In class struggle, politics must always take precedence over any specific organisational matters. This doesn’t mean a dogmatic commitment to the details of past or current programmes, but serious consideration of how revolutionaries can begin to forge a mass organisation.
The major problem facing the revolutionary wing of the British left is that we do not have any such organisation that can legitimately claim to being either that party or the base for it. Our organisations are instead largely fractured into numerous different competing sects, most of which at different times have been guilty of setting up barriers to unity despite our differences being little compared to our shared political goal.
The Socialist Workers Party, Britain’s largest revolutionary group, is in crisis. The “Comrade Delta” scandal came largely out of the blue for me — then an SWP member of six years. But the SWP also faces a longer-term crisis of orthodoxy.
When the SWP first broke onto the scene as the Socialist Review Group, and later as the International Socialists, it marked a significant break with the “orthodox” Trotskyism constructed after World War Two.
Before the war, Trotsky argued that war would bring either international proletarian revolution or the collapse of the Soviet Union — in either case, the Stalinist bureaucracy would surely be removed. But Trotsky was wrong; instead the USSR went from strength to strength, with a massive expansion of influence. “Orthodox” Trotskyists performed theoretical contortions to make the analysis fit, claiming variously that World War Two had not in fact ended, that capitalism was indeed in decay, and that the Stalinist bureaucracy represented a progressive historical agent against capitalism. This was the orthodoxy from which SRG broke, developing theories of state capitalism and the permanent arms economy.

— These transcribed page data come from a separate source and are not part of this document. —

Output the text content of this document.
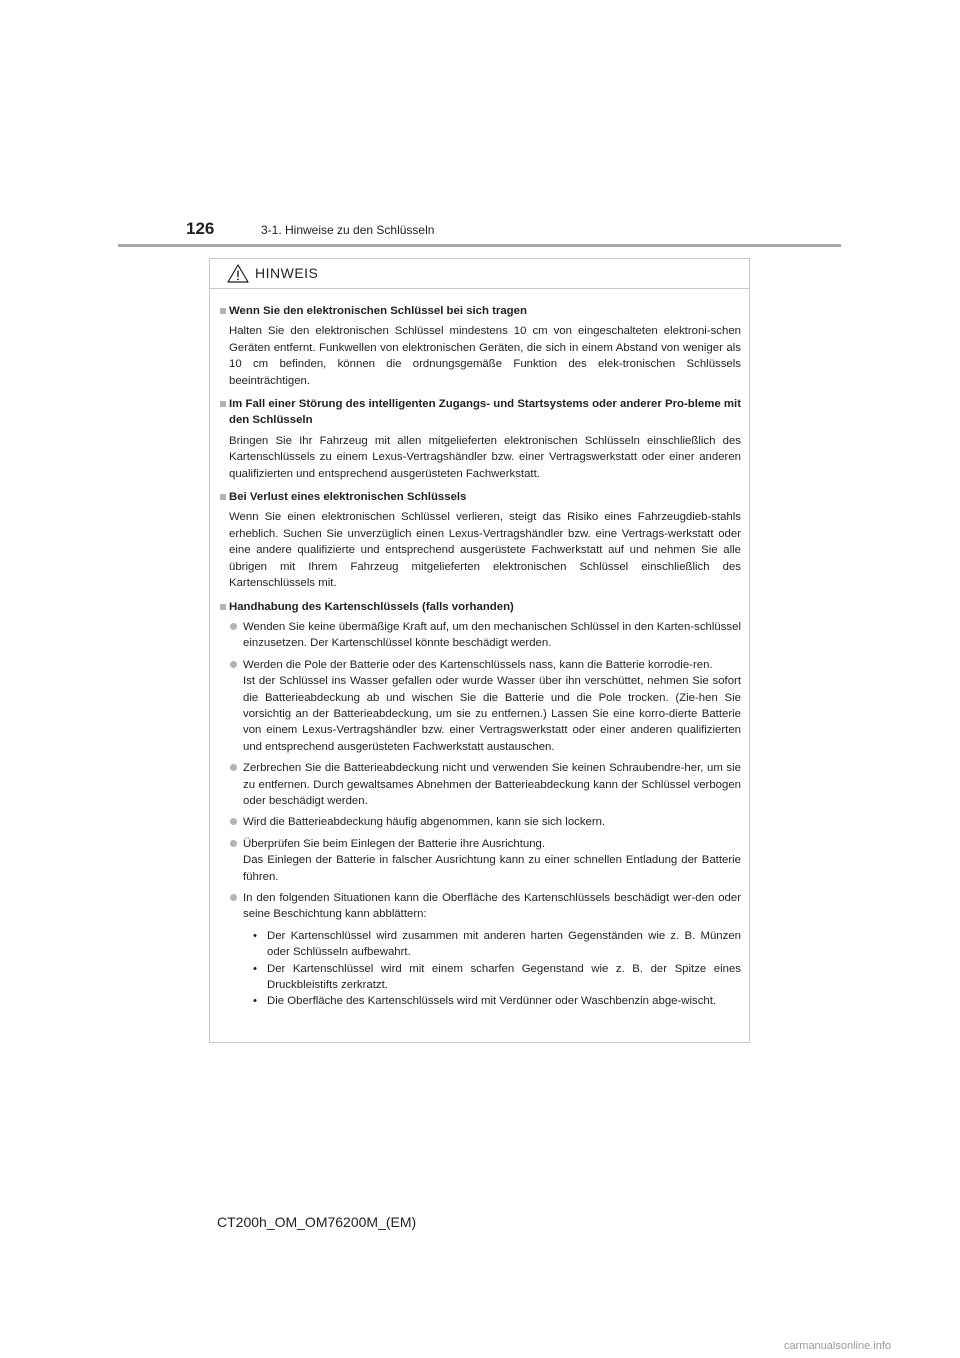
126	3-1. Hinweise zu den Schlüsseln
HINWEIS
Wenn Sie den elektronischen Schlüssel bei sich tragen
Halten Sie den elektronischen Schlüssel mindestens 10 cm von eingeschalteten elektroni-schen Geräten entfernt. Funkwellen von elektronischen Geräten, die sich in einem Abstand von weniger als 10 cm befinden, können die ordnungsgemäße Funktion des elek-tronischen Schlüssels beeinträchtigen.
Im Fall einer Störung des intelligenten Zugangs- und Startsystems oder anderer Pro-bleme mit den Schlüsseln
Bringen Sie Ihr Fahrzeug mit allen mitgelieferten elektronischen Schlüsseln einschließlich des Kartenschlüssels zu einem Lexus-Vertragshändler bzw. einer Vertragswerkstatt oder einer anderen qualifizierten und entsprechend ausgerüsteten Fachwerkstatt.
Bei Verlust eines elektronischen Schlüssels
Wenn Sie einen elektronischen Schlüssel verlieren, steigt das Risiko eines Fahrzeugdieb-stahls erheblich. Suchen Sie unverzüglich einen Lexus-Vertragshändler bzw. eine Vertrags-werkstatt oder eine andere qualifizierte und entsprechend ausgerüstete Fachwerkstatt auf und nehmen Sie alle übrigen mit Ihrem Fahrzeug mitgelieferten elektronischen Schlüssel einschließlich des Kartenschlüssels mit.
Handhabung des Kartenschlüssels (falls vorhanden)
Wenden Sie keine übermäßige Kraft auf, um den mechanischen Schlüssel in den Karten-schlüssel einzusetzen. Der Kartenschlüssel könnte beschädigt werden.
Werden die Pole der Batterie oder des Kartenschlüssels nass, kann die Batterie korrodie-ren.
Ist der Schlüssel ins Wasser gefallen oder wurde Wasser über ihn verschüttet, nehmen Sie sofort die Batterieabdeckung ab und wischen Sie die Batterie und die Pole trocken. (Zie-hen Sie vorsichtig an der Batterieabdeckung, um sie zu entfernen.) Lassen Sie eine korro-dierte Batterie von einem Lexus-Vertragshändler bzw. einer Vertragswerkstatt oder einer anderen qualifizierten und entsprechend ausgerüsteten Fachwerkstatt austauschen.
Zerbrechen Sie die Batterieabdeckung nicht und verwenden Sie keinen Schraubendre-her, um sie zu entfernen. Durch gewaltsames Abnehmen der Batterieabdeckung kann der Schlüssel verbogen oder beschädigt werden.
Wird die Batterieabdeckung häufig abgenommen, kann sie sich lockern.
Überprüfen Sie beim Einlegen der Batterie ihre Ausrichtung.
Das Einlegen der Batterie in falscher Ausrichtung kann zu einer schnellen Entladung der Batterie führen.
In den folgenden Situationen kann die Oberfläche des Kartenschlüssels beschädigt wer-den oder seine Beschichtung kann abblättern:
• Der Kartenschlüssel wird zusammen mit anderen harten Gegenständen wie z. B. Münzen oder Schlüsseln aufbewahrt.
• Der Kartenschlüssel wird mit einem scharfen Gegenstand wie z. B. der Spitze eines Druckbleistifts zerkratzt.
• Die Oberfläche des Kartenschlüssels wird mit Verdünner oder Waschbenzin abge-wischt.
CT200h_OM_OM76200M_(EM)
carmanualsonline.info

Today the SWP is largely stale. It acts as a block on the working-class movement, establishing front organisations (Unite the Resistance, Right to Work, Education Activist Network, etc.) which are then dropped without explanation when the “next big thing” comes along.

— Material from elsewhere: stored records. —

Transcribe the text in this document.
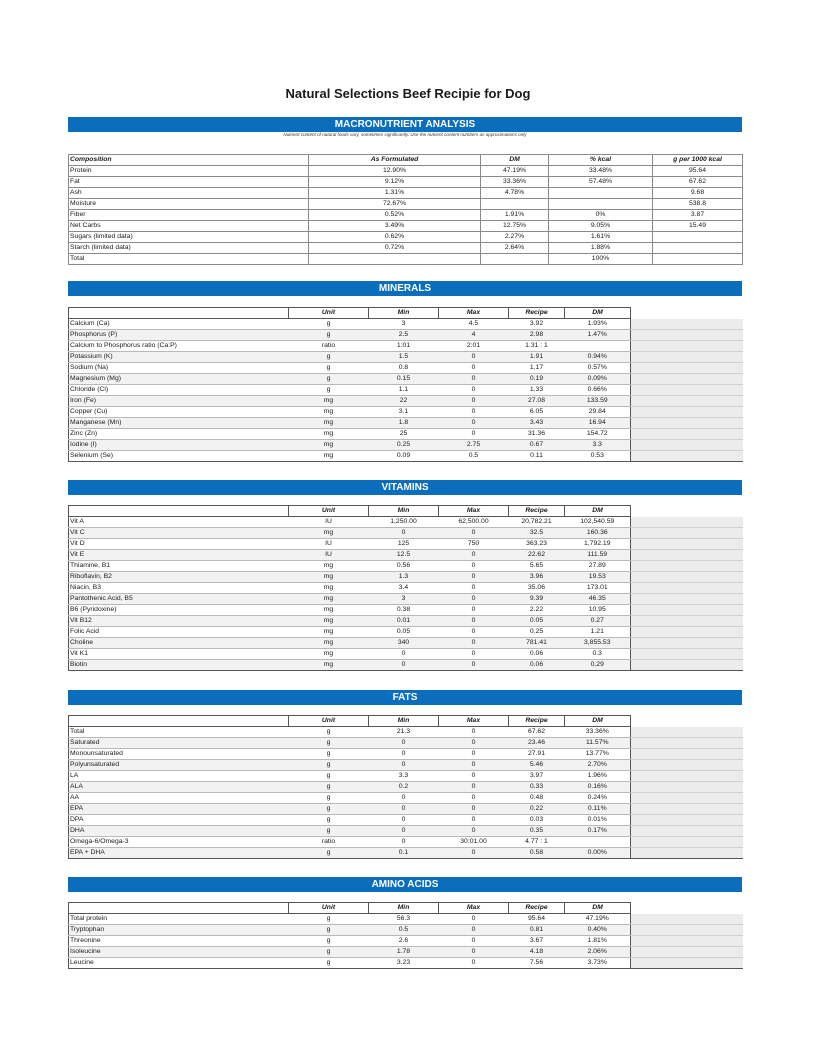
Natural Selections Beef Recipie for Dog
MACRONUTRIENT ANALYSIS
Nutrient content of natural foods vary, sometimes significantly. Use the nutrient content numbers as approximations only
Composition	As Formulated	DM	% kcal	g per 1000 kcal
Protein	12.90%	47.19%	33.48%	95.64
Fat	9.12%	33.36%	57.48%	67.62
Ash	1.31%	4.78%		9.68
Moisture	72.67%			538.8
Fiber	0.52%	1.91%	0%	3.87
Net Carbs	3.49%	12.75%	9.05%	15.49
Sugars (limited data)	0.62%	2.27%	1.61%	
Starch (limited data)	0.72%	2.64%	1.88%	
Total			100%	
MINERALS
	Unit	Min	Max	Recipe	DM	
Calcium (Ca)	g	3	4.5	3.92	1.93%	
Phosphorus (P)	g	2.5	4	2.98	1.47%	
Calcium to Phosphorus ratio (Ca:P)	ratio	1:01	2:01	1.31 : 1		
Potassium (K)	g	1.5	0	1.91	0.94%	
Sodium (Na)	g	0.8	0	1.17	0.57%	
Magnesium (Mg)	g	0.15	0	0.19	0.09%	
Chloride (Cl)	g	1.1	0	1.33	0.66%	
Iron (Fe)	mg	22	0	27.08	133.59	
Copper (Cu)	mg	3.1	0	6.05	29.84	
Manganese (Mn)	mg	1.8	0	3.43	16.94	
Zinc (Zn)	mg	25	0	31.36	154.72	
Iodine (I)	mg	0.25	2.75	0.67	3.3	
Selenium (Se)	mg	0.09	0.5	0.11	0.53	
VITAMINS
	Unit	Min	Max	Recipe	DM	
Vit A	IU	1,250.00	62,500.00	20,782.21	102,540.59	
Vit C	mg	0	0	32.5	160.36	
Vit D	IU	125	750	363.23	1,792.19	
Vit E	IU	12.5	0	22.62	111.59	
Thiamine, B1	mg	0.56	0	5.65	27.89	
Riboflavin, B2	mg	1.3	0	3.96	19.53	
Niacin, B3	mg	3.4	0	35.06	173.01	
Pantothenic Acid, B5	mg	3	0	9.39	46.35	
B6 (Pyridoxine)	mg	0.38	0	2.22	10.95	
Vit B12	mg	0.01	0	0.05	0.27	
Folic Acid	mg	0.05	0	0.25	1.21	
Choline	mg	340	0	781.41	3,855.53	
Vit K1	mg	0	0	0.06	0.3	
Biotin	mg	0	0	0.06	0.29	
FATS
	Unit	Min	Max	Recipe	DM	
Total	g	21.3	0	67.62	33.36%	
Saturated	g	0	0	23.46	11.57%	
Monounsaturated	g	0	0	27.91	13.77%	
Polyunsaturated	g	0	0	5.46	2.70%	
LA	g	3.3	0	3.97	1.96%	
ALA	g	0.2	0	0.33	0.16%	
AA	g	0	0	0.48	0.24%	
EPA	g	0	0	0.22	0.11%	
DPA	g	0	0	0.03	0.01%	
DHA	g	0	0	0.35	0.17%	
Omega-6/Omega-3	ratio	0	30:01.00	4.77 : 1		
EPA + DHA	g	0.1	0	0.58	0.00%	
AMINO ACIDS
	Unit	Min	Max	Recipe	DM	
Total protein	g	56.3	0	95.64	47.19%	
Tryptophan	g	0.5	0	0.81	0.40%	
Threonine	g	2.6	0	3.67	1.81%	
Isoleucine	g	1.78	0	4.18	2.06%	
Leucine	g	3.23	0	7.56	3.73%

SWP members do some fantastic work in the unions and in campaigns, but the lack of an overall strategy for advancing class struggle and workers’ self-organisation has tied them to the “lefts” in the union bureaucracy.
For many years, the SWP punched above its weight in terms of profile, visibility, and influence. This much was evident during the height of the anti-war movement, the student protests of winter 2010/11, and to a lesser degree continues to be the case within the trade union movement. Its supporters make two common explanations for its relative successes in the past. Firstly the capacity of the SWP to “bend the stick’”, (that is, to jump from campaign to campaign or make sharp tactical turns). Secondly, that the SWP adheres to firm “Leninist”, democratic-centralist, organisational principles.
But the SWP and its predecessors have never been democratic-centralist. The SWP’s version of “democratic centralism” lacks the best bits of both “democracy” and “centralism”. It is a caricature of both; the bogeyman of “permanent factionalism” has time and again been invoked against oppositionists, even when no faction exists. SWP leaderships have been willing to act unconstitutionally if the end goal is the defeat of oppositional elements.
Although many on the left feel a strong antipathy towards it, what happens in the SWP still matters. It was perhaps the most promising revolutionary organisation since the pre-Stalinist Communist Party in the 1920s and 30s.
As a result of its crisis, intervention in the outside world has been stifled. On many university campuses, SWP student groups have defected and re-established themselves as the Revolutionary Socialists (RevSocs). Leading academics refused to speak at their annual Marxism political festival earlier this year, where numbers were significantly down on previous years.
Of course the SWP will not just disappear. Members will continue to do some good work, but as an organisation it has been completely discredited and proved not fit for purpose.
Democratic centralism must be rescued from the SWP caricature. It does not simply mean “unity in practice”; no genuinely democratic organisation should demand of its members to pretend to hold views contrary to their own.
Upon quitting the SWP, I immediately joined the International Socialist Network, which set itself the task of acting as a safety net for those falling out of the SWP and regrouping the revolutionary left. In the six months since then, while the organisation has made steps forward, with many members beginning to re-evaluate aspects of the SWP’s politics, some of the old attitudes have persisted.
It is unfortunate the ISN rejected unity talks, or even any discussion at all, with the Alliance for Workers’ Liberty.
Apolitical claims that the AWL are “pro-imperialist”, “Islamophobic” and “Zionist” have continued; in fact, it is an organisation that stresses the self-emancipatory potential of the working class. Against support for reactionaries like Hamas, AWL looks not just to the workers of Palestine but also those in Israel who, like other workers, can break with reactionary ideas. Against claims of being imperialists, the AWL recognises there exist multiple imperialisms; not just the US and its allies but also regional imperialisms like Iran that have their own interests.
The AWL isn’t the revolutionary party, but believing it has consistent socialist politics and itself being in some senses a product of the International Socialist tradition, has a lot to contribute to the development of a revolutionary socialist working-class movement.
The crisis that emerged in the SWP has opened up opportunities to begin to rethink revolutionary politics. That is why I’ve joined Workers’ Liberty.